Soon after, Vice President Aleksandr V. Rutskoi, who was declared Acting President by the defiant Parliament after Mr. Yeltsin dissolved the body, emerged on the balcony and called on the masses to storm the mayor’s office, the broadcasting center and the Kremlin.
‘Only Seconds to Change Sides’
To Government forces ringing the White House, he called out, “You have only seconds to change sides and defect to the people.”
After several starts, during which gunfire rattled continuously, the crowd burst into the Mayor’s offices. Before long, lines of soldiers were seen marching under rebel guard. Many others fled through broken windows or fled to higher floors.
At 6 P.M., the huge security cordon around the White House was entirely withdrawn, but electricity in the building was again turned off at nightfall.
Only a few uniformed policemen remained around the large United States Embassy compound, across the street from the White House. Diplomats inside said residents were hunkered down and forbidden even to peek across the tall brick wall ringing the compound. Windows in the compound facing the White House were covered. No incidents were reported there.
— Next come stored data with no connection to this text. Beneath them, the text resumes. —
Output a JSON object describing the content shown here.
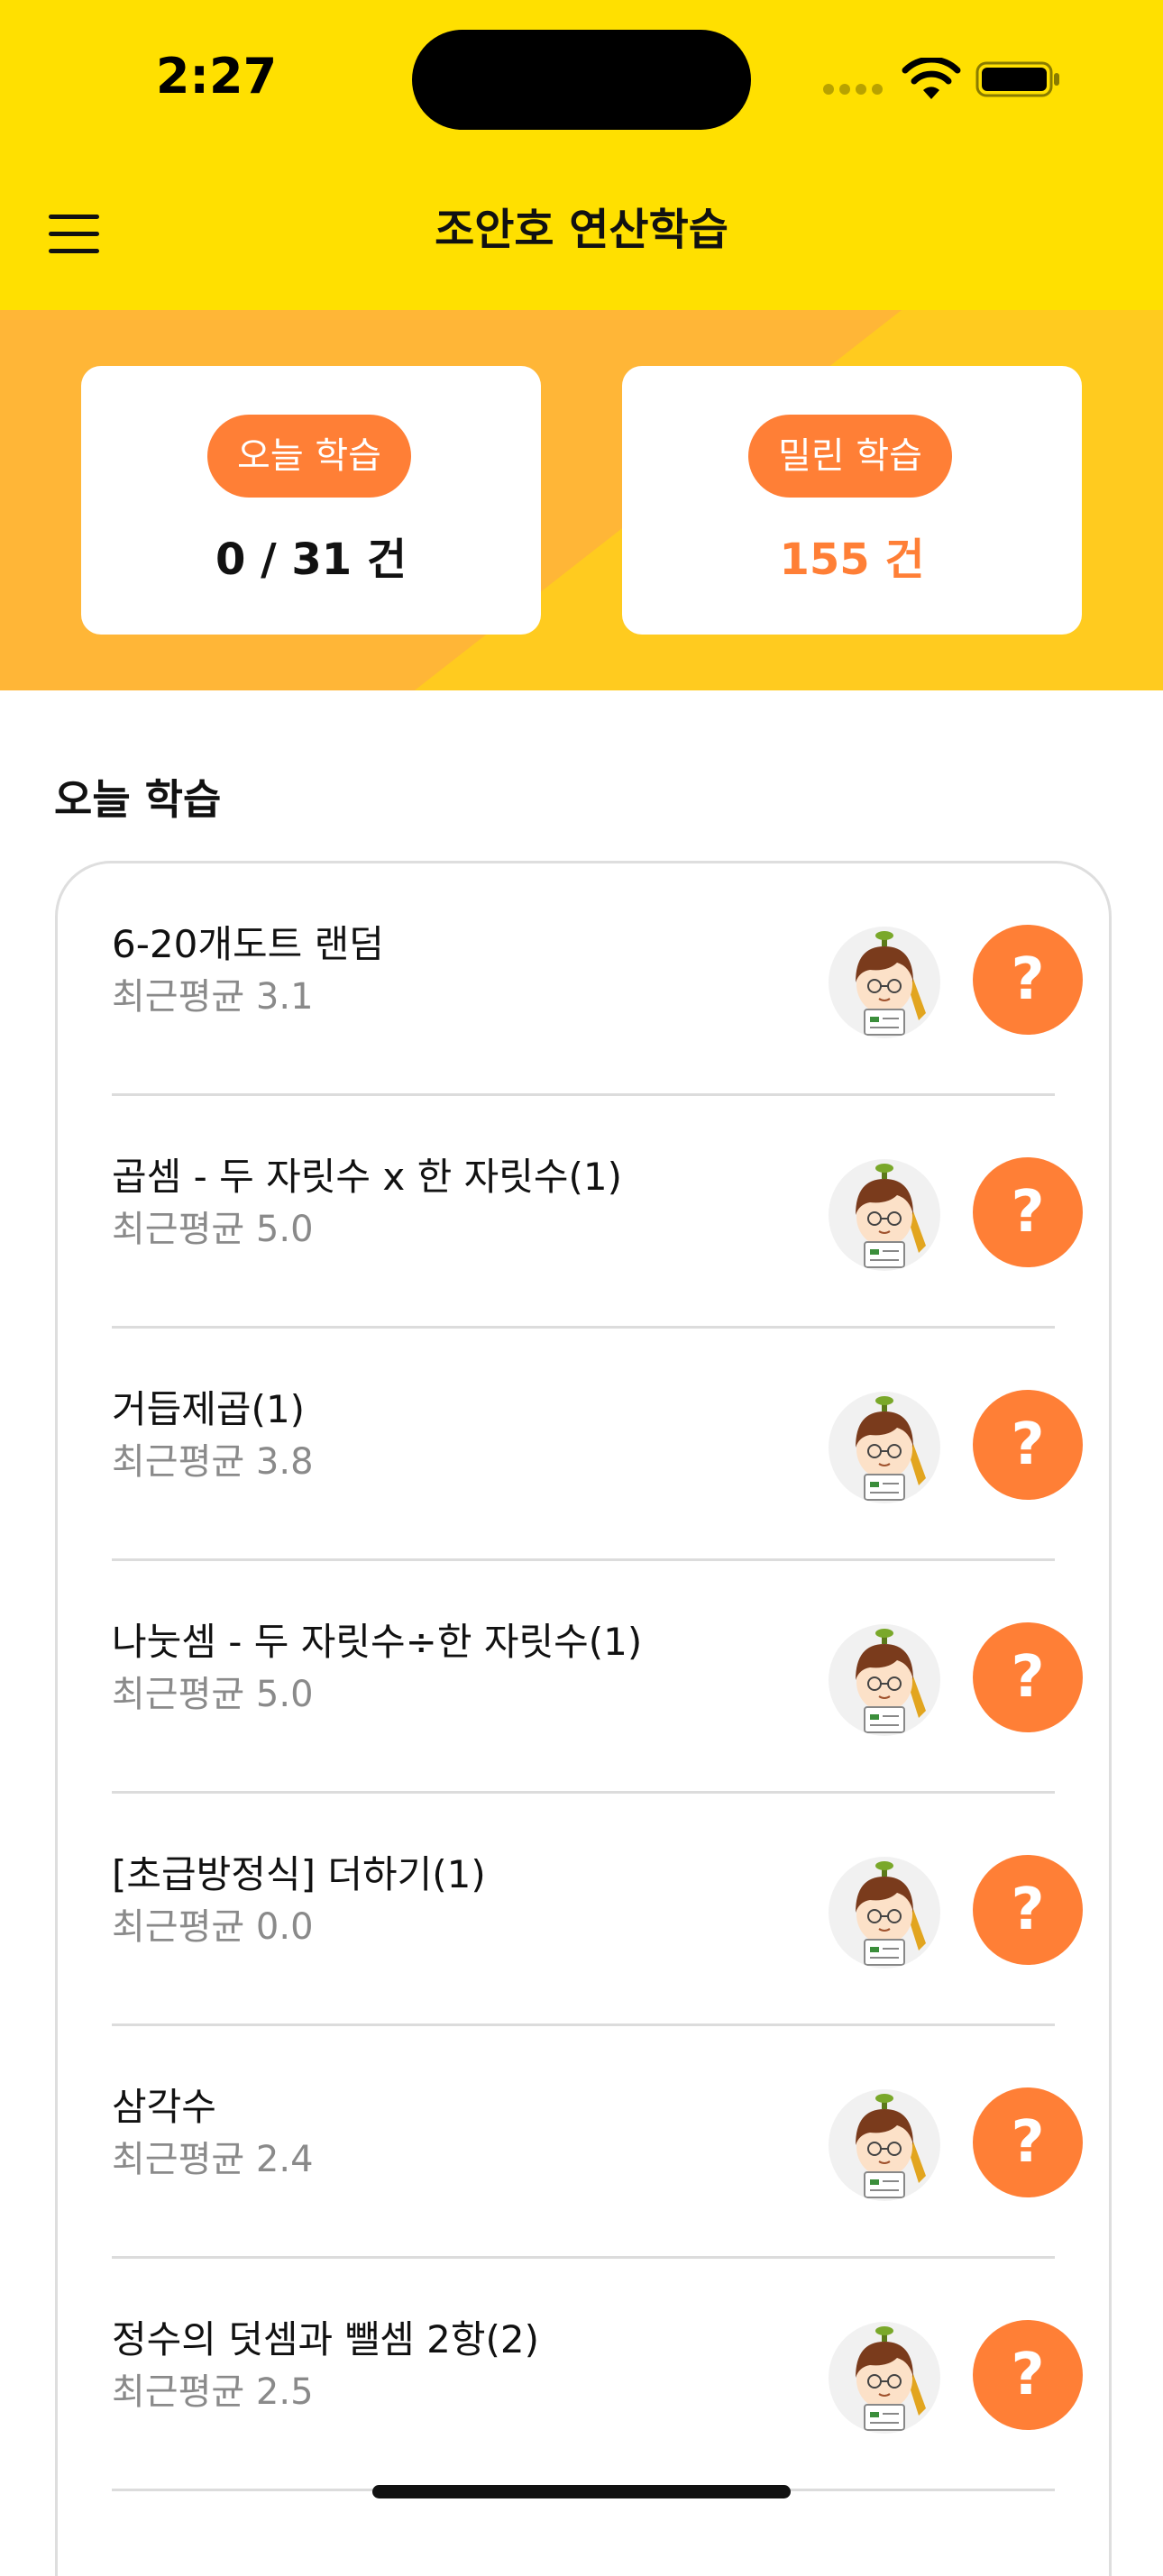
{
  "status_bar": {
    "time": "2:27"
  },
  "nav": {
    "title": "조안호 연산학습",
    "menu_icon": "hamburger-menu-icon"
  },
  "summary": {
    "today": {
      "label": "오늘 학습",
      "value": "0 / 31 건"
    },
    "overdue": {
      "label": "밀린 학습",
      "value": "155 건"
    }
  },
  "section": {
    "title": "오늘 학습"
  },
  "items": [
    {
      "title": "6-20개도트 랜덤",
      "avg": "최근평균 3.1",
      "help": "?"
    },
    {
      "title": "곱셈 - 두 자릿수 x 한 자릿수(1)",
      "avg": "최근평균 5.0",
      "help": "?"
    },
    {
      "title": "거듭제곱(1)",
      "avg": "최근평균 3.8",
      "help": "?"
    },
    {
      "title": "나눗셈 - 두 자릿수÷한 자릿수(1)",
      "avg": "최근평균 5.0",
      "help": "?"
    },
    {
      "title": "[초급방정식] 더하기(1)",
      "avg": "최근평균 0.0",
      "help": "?"
    },
    {
      "title": "삼각수",
      "avg": "최근평균 2.4",
      "help": "?"
    },
    {
      "title": "정수의 덧셈과 뺄셈 2항(2)",
      "avg": "최근평균 2.5",
      "help": "?"
    }
  ],
  "colors": {
    "header_yellow": "#FFE000",
    "band_yellow": "#FFCB1F",
    "band_orange": "#FFB637",
    "accent_orange": "#FF7F36",
    "muted_text": "#8a8a8a"
  }
}
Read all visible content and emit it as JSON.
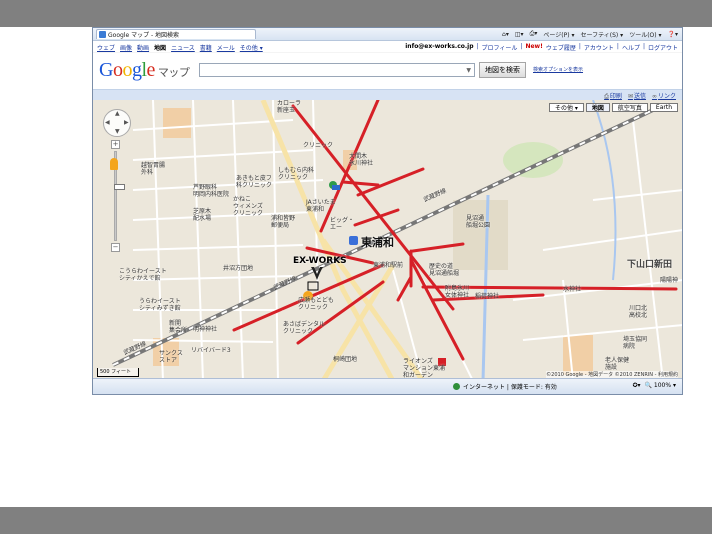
{
  "browser": {
    "tab_title": "Google マップ - 地図検索",
    "commands": [
      "ページ(P) ▾",
      "セーフティ(S) ▾",
      "ツール(O) ▾"
    ]
  },
  "gbar": {
    "links": [
      "ウェブ",
      "画像",
      "動画",
      "地図",
      "ニュース",
      "書籍",
      "メール",
      "その他 ▾"
    ],
    "active_index": 3,
    "email": "info@ex-works.co.jp",
    "right_links": [
      "プロフィール",
      "New!",
      "ウェブ履歴",
      "アカウント",
      "ヘルプ",
      "ログアウト"
    ]
  },
  "search": {
    "logo_letters": [
      "G",
      "o",
      "o",
      "g",
      "l",
      "e"
    ],
    "logo_suffix": "マップ",
    "input_value": "",
    "button_label": "地図を検索",
    "options_link": "検索オプションを表示"
  },
  "subbar": {
    "links": [
      {
        "icon": "print-icon",
        "label": "印刷"
      },
      {
        "icon": "mail-icon",
        "label": "送信"
      },
      {
        "icon": "link-icon",
        "label": "リンク"
      }
    ]
  },
  "map": {
    "types": [
      {
        "label": "その他 ▾",
        "active": false
      },
      {
        "label": "地図",
        "active": true
      },
      {
        "label": "航空写真",
        "active": false
      },
      {
        "label": "Earth",
        "active": false
      }
    ],
    "zoom_level_fraction": 0.6,
    "copyright": "©2010 Google - 地図データ ©2010 ZENRIN - 利用規約",
    "scale": "500 フィート",
    "labels": {
      "karaoke": "カローラ\n新座玉",
      "clinic1": "クリニック",
      "omiya": "大間木\n氷川神社",
      "higashi_urawa": "東浦和",
      "exworks": "EX-WORKS",
      "ja": "JAさいたま\n東浦和",
      "big": "ビッグ・\nエー",
      "hospital1": "越智胃腸\n外科",
      "kinder": "芦野眼科\n明岡内科医院",
      "akimoto": "あきもと皮フ\n科クリニック",
      "shimomura": "しもむら内科\nクリニック",
      "kaneko": "かねこ\nウィメンズ\nクリニック",
      "urawa_clinic": "浦和整形\n外科",
      "minoru": "芝原木\n配水場",
      "kaikyu": "浦和皆野\n郵便局",
      "city_east": "こうらわイースト\nシティかえで館",
      "city_east2": "うらわイースト\nシティみずき館",
      "inui": "井沼方団地",
      "urawa_post": "東浦和駅前",
      "hirose": "広瀬もとども\nクリニック",
      "dental": "あさばデンタル\nクリニック",
      "daimon": "大門神社",
      "hanegi": "見沼通\n船堀公園",
      "mizuno": "水神社",
      "shimoyamaguchi": "下山口新田",
      "yuuhi": "陽陽神",
      "kawaguchi": "川口北\n高校北",
      "kita": "埼玉協同\n病院",
      "rojin": "老人保健\n施設",
      "rekishi": "歴史の道\n見沼通船堀",
      "fuzoku": "附島氷川\n女体神社",
      "hinata": "稲荷神社",
      "myojin": "明神神社",
      "shimizu": "新開\n集会所",
      "riverdent": "リバイバード3",
      "sun": "サンクス\nストア",
      "lions": "ライオンズ\nマンション東浦\n和ガーデン",
      "kirigaya": "桐崎団地",
      "bushino": "武蔵野線",
      "bushino2": "武蔵野線",
      "bushino3": "武蔵野線"
    }
  },
  "status": {
    "zone": "インターネット | 保護モード: 有効",
    "zoom": "100%"
  },
  "colors": {
    "route": "#d62027",
    "road": "#ffffff",
    "major_road": "#f7e3a7",
    "park": "#cfe2b0",
    "water": "#a9c7f0",
    "facility": "#f1cfa6"
  }
}
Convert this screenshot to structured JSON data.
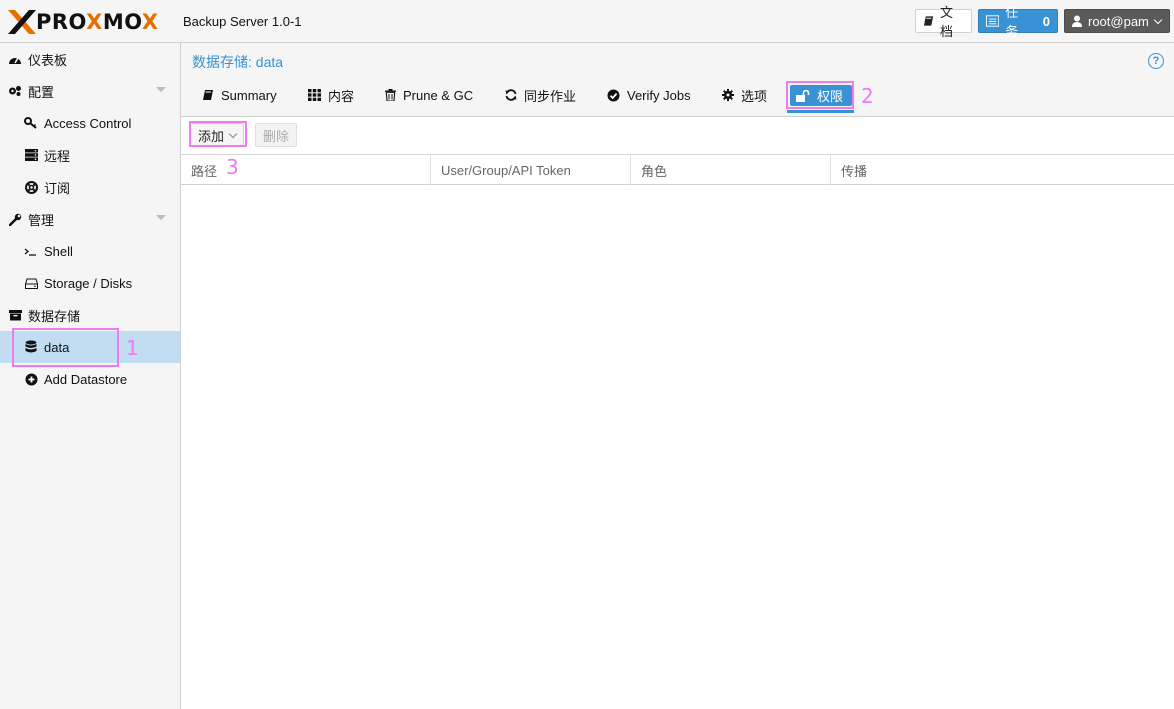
{
  "header": {
    "logo_text_1": "PRO",
    "logo_text_x": "X",
    "logo_text_2": "MO",
    "logo_text_3": "X",
    "version": "Backup Server 1.0-1",
    "docs_label": "文档",
    "tasks_label": "任务",
    "tasks_count": "0",
    "user_label": "root@pam"
  },
  "sidebar": {
    "items": [
      {
        "label": "仪表板",
        "icon": "dashboard-icon"
      },
      {
        "label": "配置",
        "icon": "gears-icon"
      },
      {
        "label": "Access Control",
        "icon": "key-icon"
      },
      {
        "label": "远程",
        "icon": "server-icon"
      },
      {
        "label": "订阅",
        "icon": "support-icon"
      },
      {
        "label": "管理",
        "icon": "wrench-icon"
      },
      {
        "label": "Shell",
        "icon": "terminal-icon"
      },
      {
        "label": "Storage / Disks",
        "icon": "hdd-icon"
      },
      {
        "label": "数据存储",
        "icon": "archive-icon"
      },
      {
        "label": "data",
        "icon": "database-icon"
      },
      {
        "label": "Add Datastore",
        "icon": "plus-circle-icon"
      }
    ]
  },
  "main": {
    "title": "数据存储: data",
    "tabs": [
      {
        "label": "Summary",
        "icon": "book-icon"
      },
      {
        "label": "内容",
        "icon": "grid-icon"
      },
      {
        "label": "Prune & GC",
        "icon": "trash-icon"
      },
      {
        "label": "同步作业",
        "icon": "refresh-icon"
      },
      {
        "label": "Verify Jobs",
        "icon": "check-circle-icon"
      },
      {
        "label": "选项",
        "icon": "gear-icon"
      },
      {
        "label": "权限",
        "icon": "unlock-icon"
      }
    ],
    "toolbar": {
      "add_label": "添加",
      "remove_label": "删除"
    },
    "grid": {
      "columns": [
        "路径",
        "User/Group/API Token",
        "角色",
        "传播"
      ],
      "rows": []
    }
  },
  "annotations": {
    "one": "1",
    "two": "2",
    "three": "3"
  },
  "colors": {
    "accent": "#3892d4",
    "selected_row": "#c2ddf2",
    "annotation": "#f07af2",
    "logo_orange": "#e57000"
  }
}
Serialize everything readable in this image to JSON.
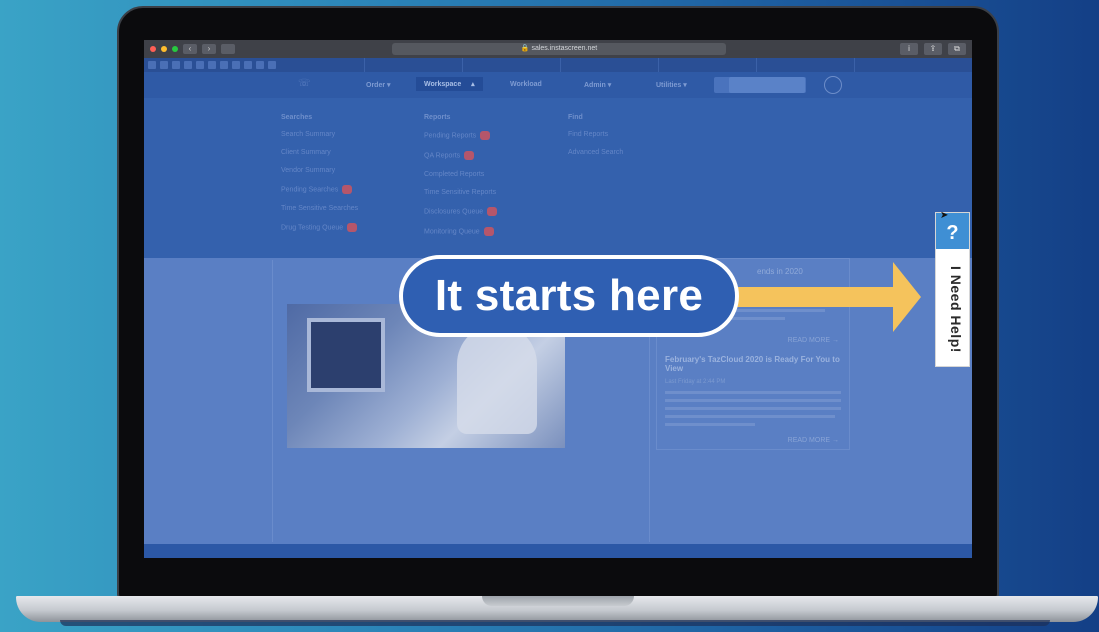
{
  "browser": {
    "url": "sales.instascreen.net",
    "tabs": [
      "",
      "",
      "",
      "",
      "",
      ""
    ]
  },
  "app_nav": {
    "items": [
      "Order",
      "Workspace",
      "Workload",
      "Admin",
      "Utilities"
    ],
    "workspace_badge": ""
  },
  "mega_menu": {
    "columns": [
      {
        "heading": "Searches",
        "items": [
          "Search Summary",
          "Client Summary",
          "Vendor Summary",
          "Pending Searches",
          "Time Sensitive Searches",
          "Drug Testing Queue"
        ]
      },
      {
        "heading": "Reports",
        "items": [
          "Pending Reports",
          "QA Reports",
          "Completed Reports",
          "Time Sensitive Reports",
          "Disclosures Queue",
          "Monitoring Queue"
        ]
      },
      {
        "heading": "Find",
        "items": [
          "Find Reports",
          "Advanced Search"
        ]
      }
    ]
  },
  "news": {
    "top_heading_fragment": "ends in 2020",
    "read_more": "READ MORE →",
    "article_title": "February's TazCloud 2020 is Ready For You to View",
    "article_date": "Last Friday at 2:44 PM",
    "read_more_2": "READ MORE →"
  },
  "callout": {
    "text": "It starts here"
  },
  "help_tab": {
    "icon_text": "?",
    "label": "I Need Help!"
  },
  "colors": {
    "background_start": "#3aa3c6",
    "background_end": "#143f86",
    "overlay_blue": "#2f5aa6",
    "arrow": "#f5c35c",
    "help_blue": "#3f8fd4"
  }
}
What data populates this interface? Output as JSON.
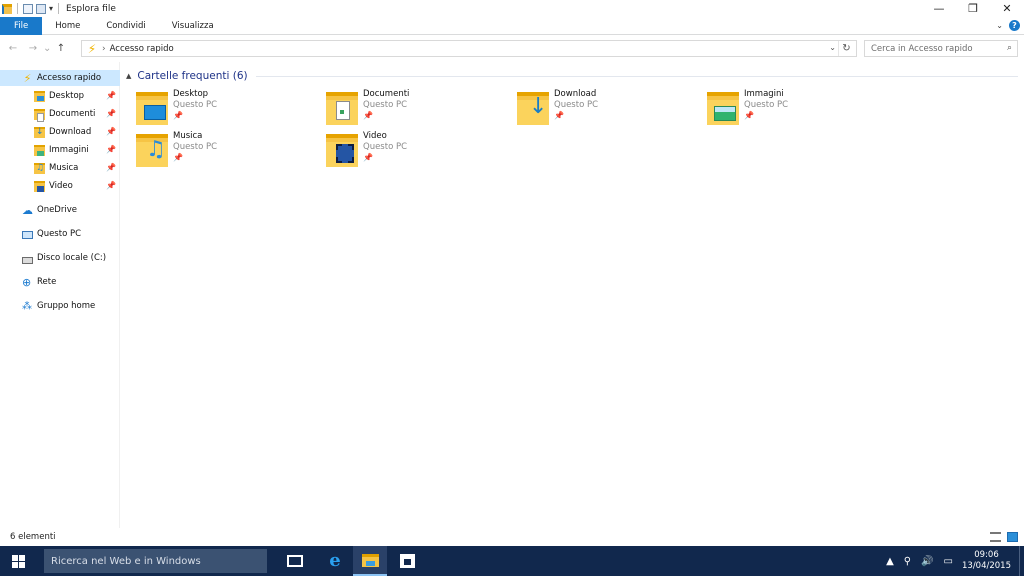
{
  "window": {
    "title": "Esplora file",
    "controls": {
      "minimize": "—",
      "restore": "❐",
      "close": "✕"
    }
  },
  "ribbon": {
    "tabs": [
      {
        "label": "File"
      },
      {
        "label": "Home"
      },
      {
        "label": "Condividi"
      },
      {
        "label": "Visualizza"
      }
    ],
    "help": "?"
  },
  "address": {
    "location": "Accesso rapido",
    "search_placeholder": "Cerca in Accesso rapido"
  },
  "sidebar": {
    "quick_access": "Accesso rapido",
    "pinned": [
      {
        "label": "Desktop",
        "icon": "desktop-folder-icon"
      },
      {
        "label": "Documenti",
        "icon": "documents-folder-icon"
      },
      {
        "label": "Download",
        "icon": "download-folder-icon"
      },
      {
        "label": "Immagini",
        "icon": "pictures-folder-icon"
      },
      {
        "label": "Musica",
        "icon": "music-folder-icon"
      },
      {
        "label": "Video",
        "icon": "video-folder-icon"
      }
    ],
    "locations": [
      {
        "label": "OneDrive",
        "icon": "onedrive-icon"
      },
      {
        "label": "Questo PC",
        "icon": "this-pc-icon"
      },
      {
        "label": "Disco locale (C:)",
        "icon": "local-disk-icon"
      },
      {
        "label": "Rete",
        "icon": "network-icon"
      },
      {
        "label": "Gruppo home",
        "icon": "homegroup-icon"
      }
    ]
  },
  "main": {
    "group_title": "Cartelle frequenti (6)",
    "folders": [
      {
        "name": "Desktop",
        "location": "Questo PC",
        "icon": "desktop-folder-icon"
      },
      {
        "name": "Documenti",
        "location": "Questo PC",
        "icon": "documents-folder-icon"
      },
      {
        "name": "Download",
        "location": "Questo PC",
        "icon": "download-folder-icon"
      },
      {
        "name": "Immagini",
        "location": "Questo PC",
        "icon": "pictures-folder-icon"
      },
      {
        "name": "Musica",
        "location": "Questo PC",
        "icon": "music-folder-icon"
      },
      {
        "name": "Video",
        "location": "Questo PC",
        "icon": "video-folder-icon"
      }
    ]
  },
  "status": {
    "count": "6 elementi"
  },
  "taskbar": {
    "search_placeholder": "Ricerca nel Web e in Windows",
    "time": "09:06",
    "date": "13/04/2015"
  },
  "colors": {
    "accent": "#1979ca",
    "selection": "#cce8ff",
    "group_title": "#1e3287",
    "taskbar": "#11284d"
  }
}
In the meantime, another force of Yeltsin foes moved in convoys of commandeered buses and army trucks toward the broadcasting center.
As the demonstrators gathered outside the complex, several armored personnel carriers stood at a cautious distance and Albert Makashov, a militantly anti-Yeltsin former general, went to negotiate with troops inside.
At 7:20 P.M., a rocket-propelled grenade was abruptly fired at the entrance and a blaze of gunfire erupted. On television at the time, an announcer was concluding a report on the day’s drama when he choked with emotion.
“This has been a heavy day,” he said. “It’s hard to talk, because the conflict between Russians has reached its limits….” At that, the telecast abruptly broke off.
Within a half hour, though, broadcasts resumed from another center in Moscow, this time with only an announcer.
The official news agency Itar-Tass reported at one point that rebel forces had entered its offices, but then issued a bulletin at 10:51 P.M.: “Tass freed by Interior special force, resumes work.” Independent and foreign radio stations continued to function, as did CNN.
EVENTS IN MOSCOW
2 P.M. Opponents of President Boris N. Yeltsin demonstrate at October Square. 2:30 The crowd moves toward the Parliament building, headquarters of Yeltsin’s foes. 3:35 The crowd breaks through police lines around the Parliament building. 5:00 Demonstrators storm the Mayoral Building. 5:45 Mr. Yeltsin declares a state of emergency. 7:15 Demonstrators break into the television headquarters. Troops open fire. Many people are shot. 11 P.M. An appeal from Mr. Yeltsin is read over the television. 4 A.M. Monday — Airborne and motorized infantry troops enter the capital. 7 A.M. AT Yeltsin’s orders, tanks and armored personel carriers surround the heavily fortified Parliament building, firing back at defenders."